Over the last couple of weeks, we had adjusted to having two offers on the house fall through, then last week the fellow who had committed to buying The Husband’s business—a fellow who had, for years, been asking for an opportunity to buy should the business ever be for sale—how do I put this delicately? Well, he turned out to be jerk and not a man of his word. His whining and backtracking on his offer finally wore us down and we said, “Get lost.” So, it was back to another offer that had been rejected and fortunately that buyer appears to be eager to complete the deal with all the money up front. So, we are off again.

I was already somewhat nervous about this retirement idea, and as much as I attempt to stay focused on this grand life adventure, I occasionally slip into anxiety about our future. That phrase, fixed income, is about to become shockingly real. Since leaving college, I have always shared equally in earning household income and reveled in my sense of self-sufficiency. This will be brand-new territory for me.

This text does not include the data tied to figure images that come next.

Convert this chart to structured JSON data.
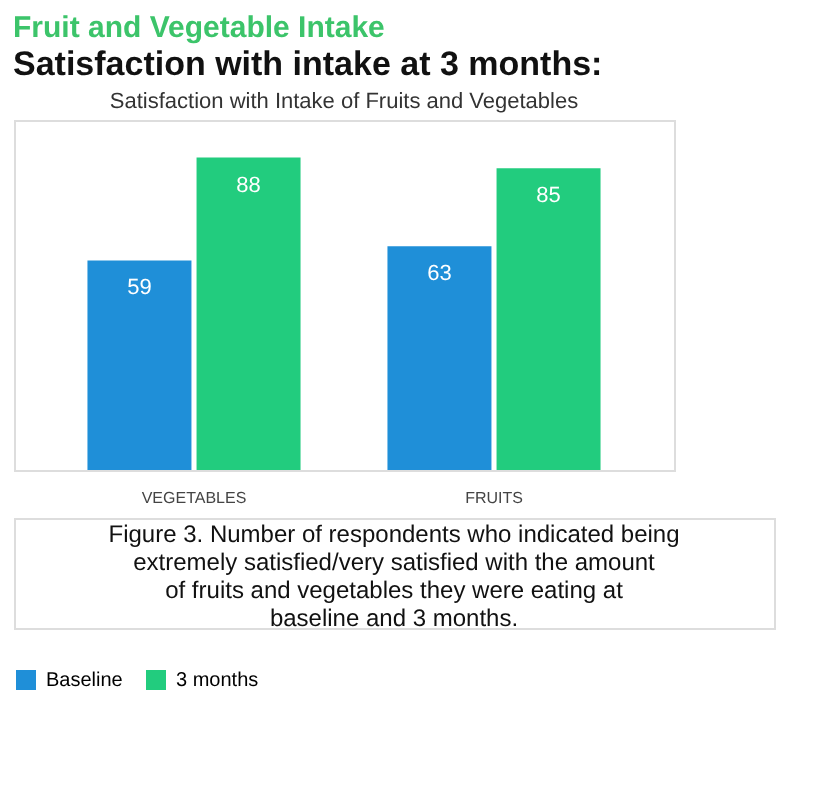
{
  "chart_data": {
    "type": "bar",
    "title": "Fruit and Vegetable Intake",
    "subtitle": "Satisfaction with intake at 3 months:",
    "annotations": [
      "Satisfaction with Intake of Fruits and Vegetables",
      "Figure 3. Number of respondents who indicated being extremely satisfied/very satisfied with the amount of fruits and vegetables they were eating at baseline and 3 months."
    ],
    "categories": [
      "VEGETABLES",
      "FRUITS"
    ],
    "series": [
      {
        "name": "Baseline",
        "color": "#1f8fd8",
        "values": [
          59,
          63
        ]
      },
      {
        "name": "3 months",
        "color": "#22cc7e",
        "values": [
          88,
          85
        ]
      }
    ],
    "data_labels": true,
    "legend": "bottom",
    "grid": false
  }
}
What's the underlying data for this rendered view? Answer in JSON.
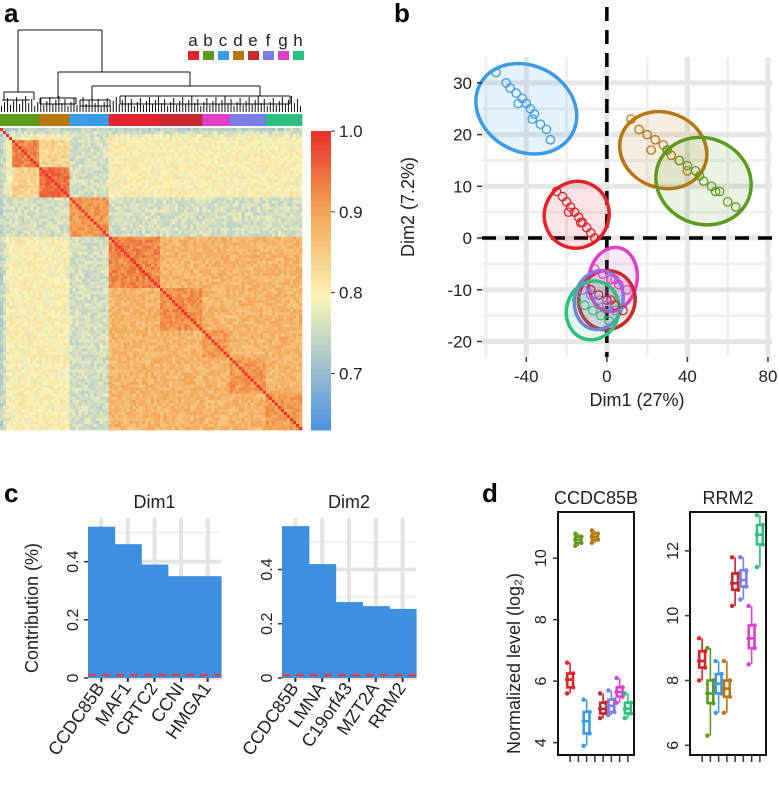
{
  "panels": {
    "a": "a",
    "b": "b",
    "c": "c",
    "d": "d"
  },
  "group_colors": {
    "a": "#e2232a",
    "b": "#5d9a1e",
    "c": "#3b9be5",
    "d": "#b8760f",
    "e": "#c9282d",
    "f": "#7b7de8",
    "g": "#e040c8",
    "h": "#2fbf7f"
  },
  "chart_data": [
    {
      "id": "a",
      "type": "heatmap",
      "title": "",
      "legend_groups": [
        "a",
        "b",
        "c",
        "d",
        "e",
        "f",
        "g",
        "h"
      ],
      "colorbar": {
        "min": 0.63,
        "max": 1.0,
        "ticks": [
          1.0,
          0.9,
          0.8,
          0.7
        ],
        "tick_labels": [
          "1.0",
          "0.9",
          "0.8",
          "0.7"
        ],
        "low_color": "#4a90e2",
        "mid_color": "#fbf4b8",
        "high_color": "#e8332a"
      },
      "sample_order_groups": [
        "b",
        "d",
        "c",
        "a",
        "e",
        "g",
        "f",
        "h"
      ],
      "dendrogram": true,
      "diagonal": 1.0
    },
    {
      "id": "b",
      "type": "scatter",
      "xlabel": "Dim1 (27%)",
      "ylabel": "Dim2 (7.2%)",
      "xlim": [
        -62,
        82
      ],
      "ylim": [
        -23,
        35
      ],
      "xticks": [
        -40,
        0,
        40,
        80
      ],
      "xtick_labels": [
        "-40",
        "0",
        "40",
        "80"
      ],
      "yticks": [
        -20,
        -10,
        0,
        10,
        20,
        30
      ],
      "ytick_labels": [
        "-20",
        "-10",
        "0",
        "10",
        "20",
        "30"
      ],
      "grid": true,
      "ellipses": [
        {
          "group": "c",
          "cx": -40,
          "cy": 25,
          "rx": 26,
          "ry": 3.2,
          "angle": -28
        },
        {
          "group": "a",
          "cx": -15,
          "cy": 4.5,
          "rx": 16,
          "ry": 2.5,
          "angle": -22
        },
        {
          "group": "d",
          "cx": 28,
          "cy": 17,
          "rx": 22,
          "ry": 2.8,
          "angle": -20
        },
        {
          "group": "b",
          "cx": 48,
          "cy": 11,
          "rx": 24,
          "ry": 3.2,
          "angle": -21
        },
        {
          "group": "g",
          "cx": 3,
          "cy": -8,
          "rx": 12,
          "ry": 2.4,
          "angle": -10
        },
        {
          "group": "e",
          "cx": 0,
          "cy": -12,
          "rx": 14,
          "ry": 2.2,
          "angle": -14
        },
        {
          "group": "f",
          "cx": -4,
          "cy": -12,
          "rx": 12,
          "ry": 2.2,
          "angle": -12
        },
        {
          "group": "h",
          "cx": -7,
          "cy": -14,
          "rx": 13,
          "ry": 2.2,
          "angle": -16
        }
      ],
      "points": [
        {
          "group": "c",
          "x": [
            -55,
            -50,
            -48,
            -45,
            -42,
            -40,
            -38,
            -36,
            -33,
            -30,
            -28,
            -44,
            -37
          ],
          "y": [
            32,
            30,
            29,
            28,
            27,
            26,
            25,
            24,
            22,
            21,
            19,
            26,
            23
          ]
        },
        {
          "group": "a",
          "x": [
            -25,
            -22,
            -20,
            -18,
            -16,
            -14,
            -12,
            -10,
            -8,
            -6,
            -19,
            -13
          ],
          "y": [
            9,
            8,
            7,
            6,
            5,
            4,
            3,
            2,
            1,
            0,
            5,
            3
          ]
        },
        {
          "group": "d",
          "x": [
            12,
            16,
            20,
            24,
            28,
            32,
            36,
            40,
            22,
            30
          ],
          "y": [
            23,
            21,
            20,
            19,
            18,
            16,
            15,
            13,
            17,
            17
          ]
        },
        {
          "group": "b",
          "x": [
            30,
            36,
            40,
            44,
            48,
            52,
            56,
            60,
            64,
            46,
            54
          ],
          "y": [
            17,
            15,
            14,
            13,
            11,
            10,
            9,
            7,
            6,
            12,
            9
          ]
        },
        {
          "group": "g",
          "x": [
            -6,
            -2,
            2,
            6,
            10,
            4
          ],
          "y": [
            -6,
            -7,
            -8,
            -9,
            -10,
            -8
          ]
        },
        {
          "group": "e",
          "x": [
            -8,
            -4,
            0,
            4,
            8,
            2
          ],
          "y": [
            -10,
            -11,
            -12,
            -13,
            -14,
            -12
          ]
        },
        {
          "group": "f",
          "x": [
            -12,
            -8,
            -4,
            0,
            4
          ],
          "y": [
            -10,
            -11,
            -12,
            -13,
            -14
          ]
        },
        {
          "group": "h",
          "x": [
            -15,
            -11,
            -7,
            -3,
            1
          ],
          "y": [
            -12,
            -13,
            -14,
            -15,
            -16
          ]
        }
      ]
    },
    {
      "id": "c1",
      "type": "bar",
      "title": "Dim1",
      "ylabel": "Contribution (%)",
      "categories": [
        "CCDC85B",
        "MAF1",
        "CRTC2",
        "CCNI",
        "HMGA1"
      ],
      "values": [
        0.52,
        0.46,
        0.39,
        0.35,
        0.35
      ],
      "ylim": [
        0,
        0.55
      ],
      "yticks": [
        0,
        0.2,
        0.4
      ],
      "ytick_labels": [
        "0",
        "0.2",
        "0.4"
      ],
      "reference_line": 0.01,
      "bar_color": "#3e8fe0"
    },
    {
      "id": "c2",
      "type": "bar",
      "title": "Dim2",
      "categories": [
        "CCDC85B",
        "LMNA",
        "C19orf43",
        "MZT2A",
        "RRM2"
      ],
      "values": [
        0.56,
        0.42,
        0.28,
        0.265,
        0.255
      ],
      "ylim": [
        0,
        0.59
      ],
      "yticks": [
        0,
        0.2,
        0.4
      ],
      "ytick_labels": [
        "0",
        "0.2",
        "0.4"
      ],
      "reference_line": 0.01,
      "bar_color": "#3e8fe0"
    },
    {
      "id": "d1",
      "type": "box",
      "title": "CCDC85B",
      "ylabel": "Normalized level (log₂)",
      "ylim": [
        3.6,
        11.5
      ],
      "yticks": [
        4,
        6,
        8,
        10
      ],
      "ytick_labels": [
        "4",
        "6",
        "8",
        "10"
      ],
      "groups": [
        "a",
        "b",
        "c",
        "d",
        "e",
        "f",
        "g",
        "h"
      ],
      "boxes": [
        {
          "group": "a",
          "min": 5.6,
          "q1": 5.8,
          "median": 6.05,
          "q3": 6.25,
          "max": 6.6
        },
        {
          "group": "b",
          "min": 10.4,
          "q1": 10.5,
          "median": 10.6,
          "q3": 10.7,
          "max": 10.8
        },
        {
          "group": "c",
          "min": 3.9,
          "q1": 4.3,
          "median": 4.7,
          "q3": 5.0,
          "max": 5.4
        },
        {
          "group": "d",
          "min": 10.5,
          "q1": 10.6,
          "median": 10.7,
          "q3": 10.8,
          "max": 10.9
        },
        {
          "group": "e",
          "min": 4.8,
          "q1": 4.95,
          "median": 5.1,
          "q3": 5.3,
          "max": 5.6
        },
        {
          "group": "f",
          "min": 4.9,
          "q1": 5.0,
          "median": 5.2,
          "q3": 5.4,
          "max": 5.7
        },
        {
          "group": "g",
          "min": 5.3,
          "q1": 5.5,
          "median": 5.65,
          "q3": 5.8,
          "max": 6.1
        },
        {
          "group": "h",
          "min": 4.8,
          "q1": 4.95,
          "median": 5.1,
          "q3": 5.3,
          "max": 5.6
        }
      ]
    },
    {
      "id": "d2",
      "type": "box",
      "title": "RRM2",
      "ylim": [
        5.7,
        13.2
      ],
      "yticks": [
        6,
        8,
        10,
        12
      ],
      "ytick_labels": [
        "6",
        "8",
        "10",
        "12"
      ],
      "groups": [
        "a",
        "b",
        "c",
        "d",
        "e",
        "f",
        "g",
        "h"
      ],
      "boxes": [
        {
          "group": "a",
          "min": 8.0,
          "q1": 8.4,
          "median": 8.6,
          "q3": 8.9,
          "max": 9.3
        },
        {
          "group": "b",
          "min": 6.3,
          "q1": 7.3,
          "median": 7.6,
          "q3": 8.0,
          "max": 9.0
        },
        {
          "group": "c",
          "min": 7.0,
          "q1": 7.6,
          "median": 7.9,
          "q3": 8.2,
          "max": 8.6
        },
        {
          "group": "d",
          "min": 7.0,
          "q1": 7.5,
          "median": 7.75,
          "q3": 8.0,
          "max": 8.6
        },
        {
          "group": "e",
          "min": 10.3,
          "q1": 10.8,
          "median": 11.0,
          "q3": 11.3,
          "max": 11.8
        },
        {
          "group": "f",
          "min": 10.5,
          "q1": 10.9,
          "median": 11.1,
          "q3": 11.4,
          "max": 11.8
        },
        {
          "group": "g",
          "min": 8.5,
          "q1": 9.0,
          "median": 9.3,
          "q3": 9.7,
          "max": 10.3
        },
        {
          "group": "h",
          "min": 11.5,
          "q1": 12.2,
          "median": 12.5,
          "q3": 12.8,
          "max": 13.1
        }
      ]
    }
  ]
}
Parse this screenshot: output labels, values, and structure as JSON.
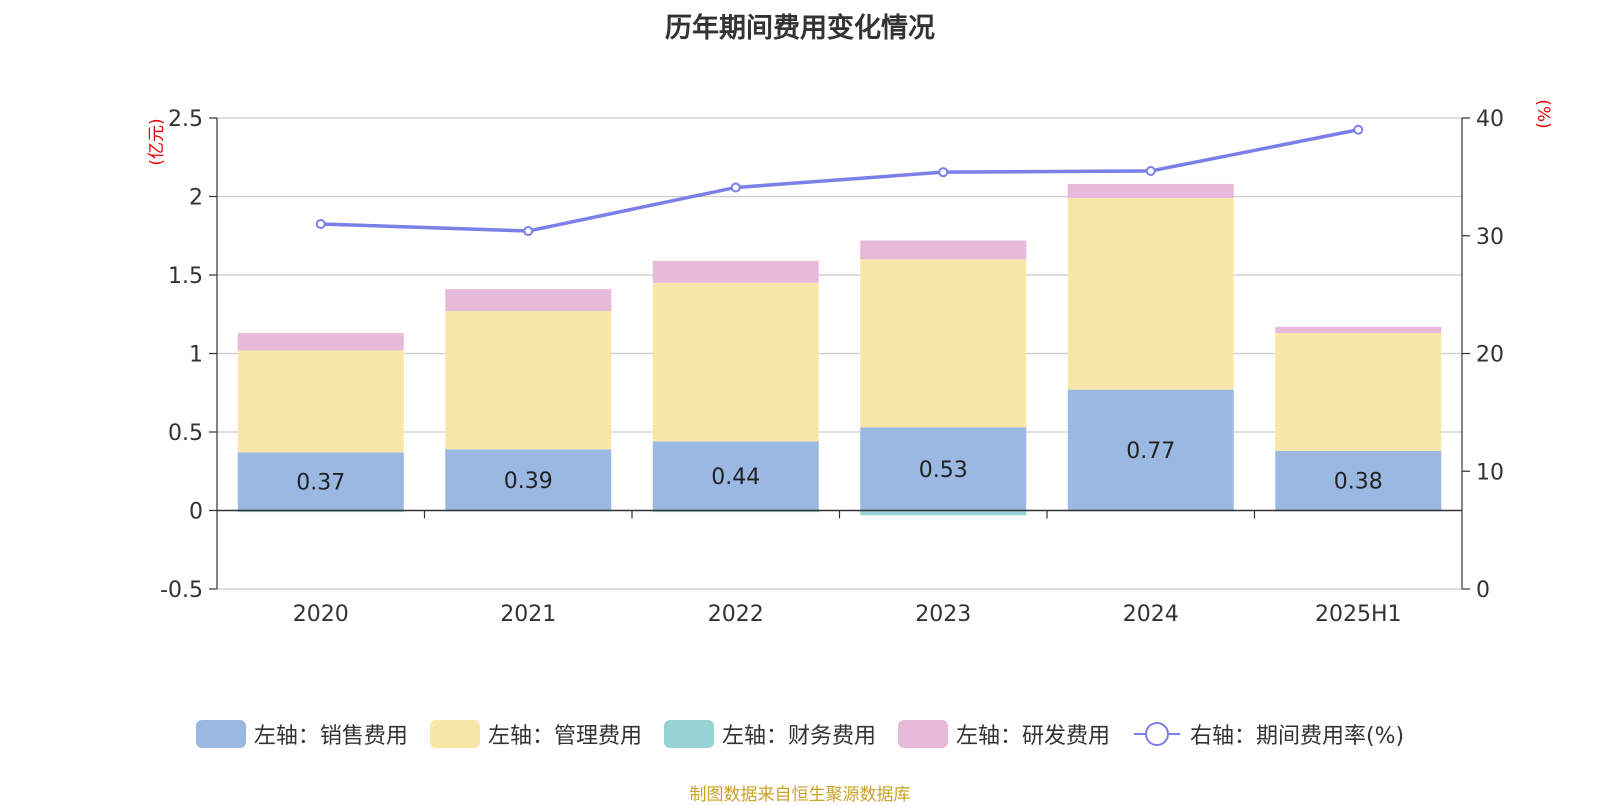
{
  "chart_data": {
    "type": "bar",
    "title": "历年期间费用变化情况",
    "categories": [
      "2020",
      "2021",
      "2022",
      "2023",
      "2024",
      "2025H1"
    ],
    "y_left": {
      "unit_label": "(亿元)",
      "ylim": [
        -0.5,
        2.5
      ],
      "ticks": [
        "-0.5",
        "0",
        "0.5",
        "1",
        "1.5",
        "2",
        "2.5"
      ]
    },
    "y_right": {
      "unit_label": "(%)",
      "ylim": [
        0,
        40
      ],
      "ticks": [
        "0",
        "10",
        "20",
        "30",
        "40"
      ]
    },
    "grid": true,
    "legend_position": "bottom",
    "series": [
      {
        "name": "左轴：销售费用",
        "kind": "bar",
        "color": "#9bb8e2",
        "values": [
          0.37,
          0.39,
          0.44,
          0.53,
          0.77,
          0.38
        ],
        "labels": [
          "0.37",
          "0.39",
          "0.44",
          "0.53",
          "0.77",
          "0.38"
        ]
      },
      {
        "name": "左轴：管理费用",
        "kind": "bar",
        "color": "#f8e7a7",
        "values": [
          0.65,
          0.88,
          1.01,
          1.07,
          1.22,
          0.75
        ]
      },
      {
        "name": "左轴：财务费用",
        "kind": "bar",
        "color": "#98d3d4",
        "values": [
          -0.01,
          -0.005,
          -0.01,
          -0.03,
          -0.005,
          -0.005
        ]
      },
      {
        "name": "左轴：研发费用",
        "kind": "bar",
        "color": "#e8bad9",
        "values": [
          0.11,
          0.14,
          0.14,
          0.12,
          0.09,
          0.04
        ]
      },
      {
        "name": "右轴：期间费用率(%)",
        "kind": "line",
        "color": "#7b7fe8",
        "values": [
          31.0,
          30.4,
          34.1,
          35.4,
          35.5,
          39.0
        ]
      }
    ]
  },
  "source_note": "制图数据来自恒生聚源数据库"
}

The only concrete thing I accomplished yesterday related to SoFoBoMo was some experimentation with color correction on files using the Blurb profile, and I caught up on the reading I missed out on over the long weekend. The time I spent on color correction convinced me that I will not print this version of this book. For this project I would rather spend the time shooting, editing, and writing. This time around it will be a PDF.

In the meantime, I am picking up all sorts of information about out-sourced printing, color management, the thought process behind projects, and the list goes on. So far, it’s still a great ride.